Toujours au cœur du temps pascal, nous avons entendu ce troisième dimanche de Pâques, le cri du psalmiste : « ʺBeaucoup demandent : « Qui nous fera voir le bonheur ?ʺ ». Tant d’hommes et de femmes recherchent le bonheur au cœur de leur vie que nous ne pouvons pas de ne pas être insensibles à cette question. D’autant que la liturgie nous la renvoie.

Nos contemporains désireux de ce bonheur font du yoga, des activités de développement personnel, etc. Cela est le signe que notre société ne va pas si bien, que la mélancolie, la tristesse, l’angoisse sont présents au cœur de ce monde. Cela se comprend sans mal à entendre les informations. Rechercher ce bonheur dans les choses est peut-être une quête infinie, un peu comme le mythe de Sisyphe.
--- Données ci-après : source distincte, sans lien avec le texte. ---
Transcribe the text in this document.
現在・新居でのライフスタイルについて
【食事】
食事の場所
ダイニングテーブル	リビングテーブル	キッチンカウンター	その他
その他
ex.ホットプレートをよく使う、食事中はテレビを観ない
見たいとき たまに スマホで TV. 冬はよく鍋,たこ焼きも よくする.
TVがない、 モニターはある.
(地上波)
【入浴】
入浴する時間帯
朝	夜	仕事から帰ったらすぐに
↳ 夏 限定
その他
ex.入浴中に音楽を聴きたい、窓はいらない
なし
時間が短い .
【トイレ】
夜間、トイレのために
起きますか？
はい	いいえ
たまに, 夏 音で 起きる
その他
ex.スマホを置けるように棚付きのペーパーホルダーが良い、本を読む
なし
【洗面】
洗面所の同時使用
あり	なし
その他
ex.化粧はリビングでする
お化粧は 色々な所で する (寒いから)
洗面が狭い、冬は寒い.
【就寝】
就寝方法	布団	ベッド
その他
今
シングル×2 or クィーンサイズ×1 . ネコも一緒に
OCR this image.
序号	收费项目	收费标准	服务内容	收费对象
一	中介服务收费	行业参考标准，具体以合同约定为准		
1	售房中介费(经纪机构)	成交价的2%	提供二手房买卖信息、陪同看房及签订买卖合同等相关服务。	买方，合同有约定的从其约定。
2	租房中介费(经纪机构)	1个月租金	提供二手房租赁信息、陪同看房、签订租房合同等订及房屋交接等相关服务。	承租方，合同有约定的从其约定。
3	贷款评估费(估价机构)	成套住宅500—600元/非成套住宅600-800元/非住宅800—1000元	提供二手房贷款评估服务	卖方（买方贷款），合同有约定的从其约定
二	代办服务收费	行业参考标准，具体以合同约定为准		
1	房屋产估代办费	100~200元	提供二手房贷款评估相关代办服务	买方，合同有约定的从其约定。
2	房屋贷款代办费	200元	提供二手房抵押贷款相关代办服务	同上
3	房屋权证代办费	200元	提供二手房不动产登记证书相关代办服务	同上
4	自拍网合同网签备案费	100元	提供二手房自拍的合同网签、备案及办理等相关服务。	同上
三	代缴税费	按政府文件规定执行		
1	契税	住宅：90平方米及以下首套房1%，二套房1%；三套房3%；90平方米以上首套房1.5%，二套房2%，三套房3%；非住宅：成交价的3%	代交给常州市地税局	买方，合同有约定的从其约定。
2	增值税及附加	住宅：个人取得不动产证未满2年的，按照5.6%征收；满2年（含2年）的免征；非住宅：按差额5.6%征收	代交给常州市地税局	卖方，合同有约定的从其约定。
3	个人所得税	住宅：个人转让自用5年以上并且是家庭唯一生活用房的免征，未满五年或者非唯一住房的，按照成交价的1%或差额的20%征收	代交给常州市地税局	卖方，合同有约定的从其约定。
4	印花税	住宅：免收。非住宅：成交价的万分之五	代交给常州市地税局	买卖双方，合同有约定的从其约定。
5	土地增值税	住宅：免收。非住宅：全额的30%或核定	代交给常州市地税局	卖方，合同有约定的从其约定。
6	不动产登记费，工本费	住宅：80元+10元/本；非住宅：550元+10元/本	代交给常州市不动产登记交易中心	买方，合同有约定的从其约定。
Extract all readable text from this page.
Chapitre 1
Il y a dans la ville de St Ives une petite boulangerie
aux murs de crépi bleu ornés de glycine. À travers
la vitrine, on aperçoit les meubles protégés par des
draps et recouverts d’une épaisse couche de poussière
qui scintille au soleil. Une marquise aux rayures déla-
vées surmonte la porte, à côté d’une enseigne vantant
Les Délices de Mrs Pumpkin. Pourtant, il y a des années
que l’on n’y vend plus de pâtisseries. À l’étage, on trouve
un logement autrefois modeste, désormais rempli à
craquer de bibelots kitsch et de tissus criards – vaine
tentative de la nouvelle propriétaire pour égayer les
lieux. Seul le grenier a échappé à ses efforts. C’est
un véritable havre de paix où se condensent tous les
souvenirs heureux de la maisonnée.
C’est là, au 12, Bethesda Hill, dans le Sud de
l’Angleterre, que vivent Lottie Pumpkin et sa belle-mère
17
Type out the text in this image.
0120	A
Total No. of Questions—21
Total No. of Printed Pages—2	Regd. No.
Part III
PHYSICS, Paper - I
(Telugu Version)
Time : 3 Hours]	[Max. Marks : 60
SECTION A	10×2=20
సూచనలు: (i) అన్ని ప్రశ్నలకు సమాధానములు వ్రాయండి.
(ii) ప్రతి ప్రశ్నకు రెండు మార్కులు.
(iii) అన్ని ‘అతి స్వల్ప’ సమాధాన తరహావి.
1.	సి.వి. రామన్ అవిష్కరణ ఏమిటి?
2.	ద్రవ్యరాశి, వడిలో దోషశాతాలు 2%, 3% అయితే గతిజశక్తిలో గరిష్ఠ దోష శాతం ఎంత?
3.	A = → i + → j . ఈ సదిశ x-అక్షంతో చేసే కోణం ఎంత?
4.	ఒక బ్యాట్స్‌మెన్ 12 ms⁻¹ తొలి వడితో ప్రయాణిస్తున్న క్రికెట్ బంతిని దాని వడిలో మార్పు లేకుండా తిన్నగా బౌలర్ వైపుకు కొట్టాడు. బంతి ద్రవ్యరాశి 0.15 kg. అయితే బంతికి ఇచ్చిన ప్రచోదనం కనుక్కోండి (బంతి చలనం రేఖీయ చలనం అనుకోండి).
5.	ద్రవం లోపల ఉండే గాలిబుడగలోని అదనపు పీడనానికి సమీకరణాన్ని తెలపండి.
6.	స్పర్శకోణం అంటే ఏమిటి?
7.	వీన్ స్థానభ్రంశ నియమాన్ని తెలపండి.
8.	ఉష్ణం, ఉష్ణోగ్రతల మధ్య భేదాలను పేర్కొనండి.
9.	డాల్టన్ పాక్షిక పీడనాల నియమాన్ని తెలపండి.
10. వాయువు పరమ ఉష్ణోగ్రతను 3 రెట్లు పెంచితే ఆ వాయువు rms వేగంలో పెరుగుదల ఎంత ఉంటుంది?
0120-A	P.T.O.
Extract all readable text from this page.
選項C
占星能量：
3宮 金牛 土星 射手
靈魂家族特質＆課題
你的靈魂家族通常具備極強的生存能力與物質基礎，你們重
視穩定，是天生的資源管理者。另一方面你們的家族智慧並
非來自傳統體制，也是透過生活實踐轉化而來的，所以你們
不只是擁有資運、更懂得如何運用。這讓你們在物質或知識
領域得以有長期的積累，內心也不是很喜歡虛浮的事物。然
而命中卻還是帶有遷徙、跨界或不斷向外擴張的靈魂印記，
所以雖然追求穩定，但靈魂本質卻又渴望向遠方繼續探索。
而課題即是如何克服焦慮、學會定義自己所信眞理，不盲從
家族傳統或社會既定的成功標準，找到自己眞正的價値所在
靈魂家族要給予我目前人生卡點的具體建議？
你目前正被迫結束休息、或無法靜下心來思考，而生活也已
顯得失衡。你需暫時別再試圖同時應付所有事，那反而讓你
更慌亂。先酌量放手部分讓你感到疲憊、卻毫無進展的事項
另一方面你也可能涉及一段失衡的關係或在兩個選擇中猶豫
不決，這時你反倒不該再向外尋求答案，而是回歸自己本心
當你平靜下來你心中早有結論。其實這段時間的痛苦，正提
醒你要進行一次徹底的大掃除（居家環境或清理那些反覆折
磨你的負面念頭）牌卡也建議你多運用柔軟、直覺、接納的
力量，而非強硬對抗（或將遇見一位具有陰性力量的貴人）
Pour nous chrétiens, ce bonheur n’est pas une chose c’est une personne. Le Bonheur est le Christ qui nous fait devenir ses compagnons, en nous partageant son pain et sa parole. En devenant compagnons du Christ, nous devenons aussi compagnons les uns des autres. Notre proximité avec Lui nous appelle à une proximité renouvelée avec celles et ceux qui partagent notre réalité quotidienne. Ce compagnonnage avec le Christ nous fait également devenir témoin de sa résurrection, apôtre de la miséricorde du Père, dépositaire de la force de l’Esprit Saint. Pour autant, nos contemporains peuvent s’interroger, ou nous interroger sur notre foi, notre choix d’avoir pris la route du Christ.
Ce qui est étonnant c’est ce choix du Christ de ne pas faire sans nous. A plusieurs reprises dans l’Évangile, comme dans celui entendu ce matin, il demande à ce que nous le nourrissions. Il est Celui de qui nous avons la vie, l’espérance et l’être comme dit Paul, mais il a choisi d’avoir besoin de nous pour se révéler. En partageant les repas avec ses contemporains, le Christ nous dit qu’il se fait l’un de nous et qu’il a besoin de se nourrir de ce qui nous fait vivre.

Nous sommes là dans le paradoxe de Dieu : celui nous fait vivre vient partager ce qui nous fait vivre. C’est bien là le vrai sens du compagnonnage : partager le pain et la parole.

Cela peut nous aider à nous interroger sur nos manières de vivre. Sommes-nous attentifs à ce que les autres nous partagent au-delà de la banalité de la météo, ou de ces lundis où nous aimerions être encore dimanche ? Demandons la grâce d’un cœur qui sache entendre les murmures du cœur de l’autre pour les porter auprès du Christ et, si nous avons le charisme, d’aider l’autre à les porter, à les supporter. Partager ce que nous sommes avec l’autre c’est aussi entrer dans une proximité avec lui. Nous pouvons également oser demander à l’autre s’il n’a pas de quoi nous nourrir. C’est important afin de ne pas prendre une position de supériorité dans nos rapports humains. Le Christ nous fait devenir frère / sœur de chacun·e ce qui signifie que nous sommes enfants d’un même Père. Nos différences ne sont pas celles de notre position sociale ou ecclésiale, mais de caractère, de charismes, d’expériences rencontrées… C’est au cœur de ces différences en les acceptant, en les accueillant, en les supportant même que nous pourrons vraiment goûter la joie, le bonheur qui nous viennent de Dieu.

N’oublions pas tout au long de cette semaine que l’Amour de Dieu est premier et qu’il ne cesse de venir à notre rencontre pour nous communiquer Sa Joie et Sa Paix. Demandons la grâce de savoir le reconnaître au cœur de nos vies et de pouvoir, en son nom, partager la Parole, le Pain et la Paix pour Sa plus grande gloire donc notre plus grand bonheur.